Call For Papers: “A Music So Popular That No Curtain Could Contain: Popular Music and Cultural Transfers during the Cold War” International Workshop, on December 5, 2022, at NEC


14 October 2022

It has been a long standing academic mantra that, during the Cold War, the Socialist Bloc was more or less a closed system, made of several satellite states which followed the communist path, as designed by the USSR. Over the past decade, cutting-edge scholarship has started to dismantle this mantra and show that the Socialist Bloc was a much more complex and heterogeneous system than previously considered. East European socialist states had different political, economic, cultural and (last but not least) historical backgrounds, and they followed different paths during the Cold War period as well. Furthermore, despite collective endeavors within the Bloc, each state sought to establish its own connections with other states from the Global South, or with capitalist states.

Given its global dynamic during the second half of the 20th century, popular music can prove to be an extremely fruitful ground of research for analyzing the cultural differences between socialist states, as well as the cultural transfers between these states and the Global South or the capitalist West. From local, regional, or national folk influences, to Western based, but global reaching music genres, such as jazz, or rock, from national scenes of light music, to crossovers stemming from classical music, popular music has provided researchers with an immense canvas, which has been thus far covered only in part.

The purpose of the workshop “Popular Music and Cultural Transfers during the Cold War” is to investigate the means through which popular music developed in the Eastern Bloc and circulated across  borders and the Iron Curtain (on either side). In particular, we are interested in exploring how popular music was influenced by cultural, technological, and informal transfers, by the larger processes of modernization and development of leisure life, as well as by institutional cooperation between various states, either within the Socialist Bloc, or beyond it.

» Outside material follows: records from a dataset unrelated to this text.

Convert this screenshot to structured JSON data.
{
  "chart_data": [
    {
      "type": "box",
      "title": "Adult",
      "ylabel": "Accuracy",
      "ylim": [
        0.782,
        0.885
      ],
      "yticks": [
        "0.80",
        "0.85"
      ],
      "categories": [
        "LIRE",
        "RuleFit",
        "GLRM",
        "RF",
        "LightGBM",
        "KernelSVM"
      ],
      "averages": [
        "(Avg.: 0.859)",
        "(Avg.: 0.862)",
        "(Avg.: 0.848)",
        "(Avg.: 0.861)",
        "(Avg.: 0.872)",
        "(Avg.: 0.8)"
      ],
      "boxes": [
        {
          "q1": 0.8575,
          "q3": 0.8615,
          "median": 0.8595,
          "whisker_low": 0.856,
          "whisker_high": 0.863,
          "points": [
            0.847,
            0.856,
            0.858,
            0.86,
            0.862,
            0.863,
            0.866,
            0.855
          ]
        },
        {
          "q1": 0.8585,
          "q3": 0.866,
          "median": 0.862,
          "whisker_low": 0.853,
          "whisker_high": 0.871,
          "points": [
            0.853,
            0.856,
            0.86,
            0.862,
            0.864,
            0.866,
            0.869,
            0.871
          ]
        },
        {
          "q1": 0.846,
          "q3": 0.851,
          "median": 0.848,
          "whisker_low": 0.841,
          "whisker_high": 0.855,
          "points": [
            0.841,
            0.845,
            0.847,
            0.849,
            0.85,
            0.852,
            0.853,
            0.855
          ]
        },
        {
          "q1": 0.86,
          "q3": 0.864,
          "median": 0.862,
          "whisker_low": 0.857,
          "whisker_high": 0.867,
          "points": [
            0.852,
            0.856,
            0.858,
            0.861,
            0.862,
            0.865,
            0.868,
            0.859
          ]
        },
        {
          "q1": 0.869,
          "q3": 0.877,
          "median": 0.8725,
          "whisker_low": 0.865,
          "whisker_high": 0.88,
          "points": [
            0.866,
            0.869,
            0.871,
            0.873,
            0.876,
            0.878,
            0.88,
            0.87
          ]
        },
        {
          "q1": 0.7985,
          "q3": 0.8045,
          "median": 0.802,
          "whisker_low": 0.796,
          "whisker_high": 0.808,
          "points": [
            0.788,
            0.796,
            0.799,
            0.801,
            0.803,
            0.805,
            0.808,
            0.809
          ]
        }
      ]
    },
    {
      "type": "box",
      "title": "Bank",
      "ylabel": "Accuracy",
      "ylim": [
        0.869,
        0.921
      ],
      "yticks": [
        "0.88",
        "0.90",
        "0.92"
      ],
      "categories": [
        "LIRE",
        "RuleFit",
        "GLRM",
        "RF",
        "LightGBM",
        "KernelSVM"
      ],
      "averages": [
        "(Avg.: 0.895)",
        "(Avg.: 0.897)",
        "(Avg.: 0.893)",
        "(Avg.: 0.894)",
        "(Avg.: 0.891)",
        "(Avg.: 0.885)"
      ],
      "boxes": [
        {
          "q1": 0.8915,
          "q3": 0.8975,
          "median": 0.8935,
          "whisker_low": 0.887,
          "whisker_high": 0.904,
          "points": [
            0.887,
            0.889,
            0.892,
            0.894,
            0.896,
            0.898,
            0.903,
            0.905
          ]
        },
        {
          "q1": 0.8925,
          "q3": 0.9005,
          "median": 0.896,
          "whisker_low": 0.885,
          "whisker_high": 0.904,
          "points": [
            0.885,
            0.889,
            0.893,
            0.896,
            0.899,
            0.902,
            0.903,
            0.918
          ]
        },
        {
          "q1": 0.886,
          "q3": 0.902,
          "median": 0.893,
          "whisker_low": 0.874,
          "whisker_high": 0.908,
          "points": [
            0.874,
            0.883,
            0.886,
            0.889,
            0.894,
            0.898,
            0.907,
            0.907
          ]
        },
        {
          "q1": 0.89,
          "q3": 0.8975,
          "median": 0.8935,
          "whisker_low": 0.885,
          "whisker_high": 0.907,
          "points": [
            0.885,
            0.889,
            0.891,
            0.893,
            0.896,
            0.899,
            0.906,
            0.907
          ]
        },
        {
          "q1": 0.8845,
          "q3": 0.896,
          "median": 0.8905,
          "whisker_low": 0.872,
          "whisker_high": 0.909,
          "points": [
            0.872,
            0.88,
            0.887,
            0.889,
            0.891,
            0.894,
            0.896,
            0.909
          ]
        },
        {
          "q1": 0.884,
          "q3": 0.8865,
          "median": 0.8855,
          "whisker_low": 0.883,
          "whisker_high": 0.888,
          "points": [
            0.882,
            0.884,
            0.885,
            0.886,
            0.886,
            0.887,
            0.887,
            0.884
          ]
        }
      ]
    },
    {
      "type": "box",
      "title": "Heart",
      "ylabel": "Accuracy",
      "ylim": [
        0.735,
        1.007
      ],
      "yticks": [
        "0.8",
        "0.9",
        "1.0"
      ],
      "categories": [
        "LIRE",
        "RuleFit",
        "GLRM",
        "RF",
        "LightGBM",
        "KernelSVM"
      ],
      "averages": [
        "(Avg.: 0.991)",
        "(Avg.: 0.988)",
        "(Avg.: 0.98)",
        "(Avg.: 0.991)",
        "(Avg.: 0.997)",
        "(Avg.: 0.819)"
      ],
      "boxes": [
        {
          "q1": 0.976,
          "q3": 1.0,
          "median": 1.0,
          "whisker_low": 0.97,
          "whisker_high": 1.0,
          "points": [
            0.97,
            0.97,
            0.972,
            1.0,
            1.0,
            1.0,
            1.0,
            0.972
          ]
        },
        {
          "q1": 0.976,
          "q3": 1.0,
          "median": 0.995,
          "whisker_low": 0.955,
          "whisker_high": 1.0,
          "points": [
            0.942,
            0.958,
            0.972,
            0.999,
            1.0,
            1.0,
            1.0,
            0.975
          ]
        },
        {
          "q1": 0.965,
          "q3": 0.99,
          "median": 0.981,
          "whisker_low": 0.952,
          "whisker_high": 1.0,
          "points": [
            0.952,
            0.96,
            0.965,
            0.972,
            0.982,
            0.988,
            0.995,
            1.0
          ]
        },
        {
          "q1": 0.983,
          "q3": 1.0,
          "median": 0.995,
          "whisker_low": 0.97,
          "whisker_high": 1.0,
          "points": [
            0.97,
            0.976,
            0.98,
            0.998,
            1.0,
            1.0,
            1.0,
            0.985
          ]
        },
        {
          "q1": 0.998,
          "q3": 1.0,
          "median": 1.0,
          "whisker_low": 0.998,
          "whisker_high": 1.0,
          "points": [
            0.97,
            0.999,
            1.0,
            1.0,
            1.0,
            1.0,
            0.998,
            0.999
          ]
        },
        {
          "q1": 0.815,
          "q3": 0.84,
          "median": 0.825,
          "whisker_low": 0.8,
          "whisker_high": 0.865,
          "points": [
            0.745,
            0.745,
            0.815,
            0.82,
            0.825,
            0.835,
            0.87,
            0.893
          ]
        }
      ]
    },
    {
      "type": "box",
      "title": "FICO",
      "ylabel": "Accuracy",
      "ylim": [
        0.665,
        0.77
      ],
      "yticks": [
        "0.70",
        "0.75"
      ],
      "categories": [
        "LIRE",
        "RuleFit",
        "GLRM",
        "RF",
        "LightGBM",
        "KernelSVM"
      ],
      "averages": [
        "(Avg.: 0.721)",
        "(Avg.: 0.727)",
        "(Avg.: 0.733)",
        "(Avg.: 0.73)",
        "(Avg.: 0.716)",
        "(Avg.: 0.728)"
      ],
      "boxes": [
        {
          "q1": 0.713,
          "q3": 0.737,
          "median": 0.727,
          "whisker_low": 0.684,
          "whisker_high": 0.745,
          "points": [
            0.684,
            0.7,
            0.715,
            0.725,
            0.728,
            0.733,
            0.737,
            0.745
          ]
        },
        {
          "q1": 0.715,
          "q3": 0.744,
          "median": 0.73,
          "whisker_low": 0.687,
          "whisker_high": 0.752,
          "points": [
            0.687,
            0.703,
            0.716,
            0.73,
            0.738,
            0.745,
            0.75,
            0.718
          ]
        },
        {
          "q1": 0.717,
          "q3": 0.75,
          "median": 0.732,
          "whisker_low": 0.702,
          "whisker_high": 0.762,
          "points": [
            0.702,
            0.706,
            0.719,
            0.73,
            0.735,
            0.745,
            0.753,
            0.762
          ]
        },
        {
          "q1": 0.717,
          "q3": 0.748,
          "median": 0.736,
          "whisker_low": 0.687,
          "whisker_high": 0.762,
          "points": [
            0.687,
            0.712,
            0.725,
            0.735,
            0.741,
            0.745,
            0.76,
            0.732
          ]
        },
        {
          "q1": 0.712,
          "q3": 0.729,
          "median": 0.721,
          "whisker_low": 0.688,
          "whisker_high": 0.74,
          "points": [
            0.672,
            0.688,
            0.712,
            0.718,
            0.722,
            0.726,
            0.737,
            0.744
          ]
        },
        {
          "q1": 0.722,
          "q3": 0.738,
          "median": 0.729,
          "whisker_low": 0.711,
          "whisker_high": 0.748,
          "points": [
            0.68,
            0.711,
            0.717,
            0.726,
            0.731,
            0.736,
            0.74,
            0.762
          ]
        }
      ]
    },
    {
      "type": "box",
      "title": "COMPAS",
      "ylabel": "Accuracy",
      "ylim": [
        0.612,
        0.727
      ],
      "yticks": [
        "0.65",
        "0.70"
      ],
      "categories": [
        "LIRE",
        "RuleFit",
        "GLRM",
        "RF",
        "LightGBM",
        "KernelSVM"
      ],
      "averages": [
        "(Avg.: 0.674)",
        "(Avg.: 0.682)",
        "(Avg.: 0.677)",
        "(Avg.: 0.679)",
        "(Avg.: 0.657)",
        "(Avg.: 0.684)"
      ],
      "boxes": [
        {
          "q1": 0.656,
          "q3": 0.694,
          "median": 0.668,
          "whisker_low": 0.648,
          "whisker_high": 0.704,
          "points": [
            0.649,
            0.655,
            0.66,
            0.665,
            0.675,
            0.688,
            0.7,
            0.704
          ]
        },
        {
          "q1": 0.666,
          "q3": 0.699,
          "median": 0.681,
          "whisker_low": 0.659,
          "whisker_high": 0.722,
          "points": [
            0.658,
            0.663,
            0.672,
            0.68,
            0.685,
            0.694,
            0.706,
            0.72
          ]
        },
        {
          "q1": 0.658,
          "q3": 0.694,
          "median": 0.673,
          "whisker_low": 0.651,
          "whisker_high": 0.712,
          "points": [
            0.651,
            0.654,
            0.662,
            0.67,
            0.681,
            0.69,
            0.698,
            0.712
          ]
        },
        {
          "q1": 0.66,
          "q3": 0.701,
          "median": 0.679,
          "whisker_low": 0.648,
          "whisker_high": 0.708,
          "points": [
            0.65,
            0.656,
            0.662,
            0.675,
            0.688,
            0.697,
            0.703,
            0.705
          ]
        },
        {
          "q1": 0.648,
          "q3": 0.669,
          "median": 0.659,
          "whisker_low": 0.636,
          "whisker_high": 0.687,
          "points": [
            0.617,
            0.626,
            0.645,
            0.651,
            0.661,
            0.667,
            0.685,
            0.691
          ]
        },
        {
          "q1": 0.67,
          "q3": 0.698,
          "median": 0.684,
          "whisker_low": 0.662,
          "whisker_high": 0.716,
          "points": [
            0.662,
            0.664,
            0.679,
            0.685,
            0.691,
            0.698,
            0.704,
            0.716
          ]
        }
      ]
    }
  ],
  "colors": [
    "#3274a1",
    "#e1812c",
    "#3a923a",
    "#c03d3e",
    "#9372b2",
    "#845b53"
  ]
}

We seek to provide answers (as well as new research questions) to topics such as:

  • the circulation of records, audio tapes, VHS tapes, instruments, music magazines, with socialist states as exporters, or importers of such goods (either officially, or informally);
  • the development of transnational popular music scenes, as influenced by cultural ties, trans-border, and institutional cooperation;
  • East-West institutional and cultural cooperation and how it influenced the development of local popular music scenes;
  • cultural relations between socialist states and the Global South and the impact they had on both sides;
  • the development of tourism and transport routes and their impact on local popular music scenes;
  • classical music and classical music institutions and their influence on popular music, in the context of international collaborations;
  • the appropriation of Western based music genres, such as jazz or rock music in local scenes from the Socialist Bloc;
  • national record industries and their development within the framework of Cold War transfers.

Further topics which revolve around the main idea of the workshop are also welcome.

Those interested in taking part are kindly asked to submit a 300 word paper proposal and a 100 word short bio to the following address: oancea_claudiu@yahoo.co.uk.

Deadline for submission: November 10, 2022.

We intend to publish the papers, in extended and revised form, in an edited volume. When submitting your paper proposal, please mention whether you are also interested in contributing to this volume.

The workshop will be held in a hybrid form. We invite presentations to be held online, or on site, at New Europe College, in Bucharest, Romania.

Working language: English.

Organizers: Claudiu Oancea (Project Director, New Europe College); New Europe College.

This workshop is organized within the framework of the project “Rocking under the Hammer and the Sickle: Popular Music in Socialist Romania between Ideology and Entertainment (1948-1989)”, supported by a grant of the Ministry of Research, Innovation and Digitization, CNCS – UEFISCDI, project number PN-III-P1-1.1-PD-2021-0244 within PNCDI III.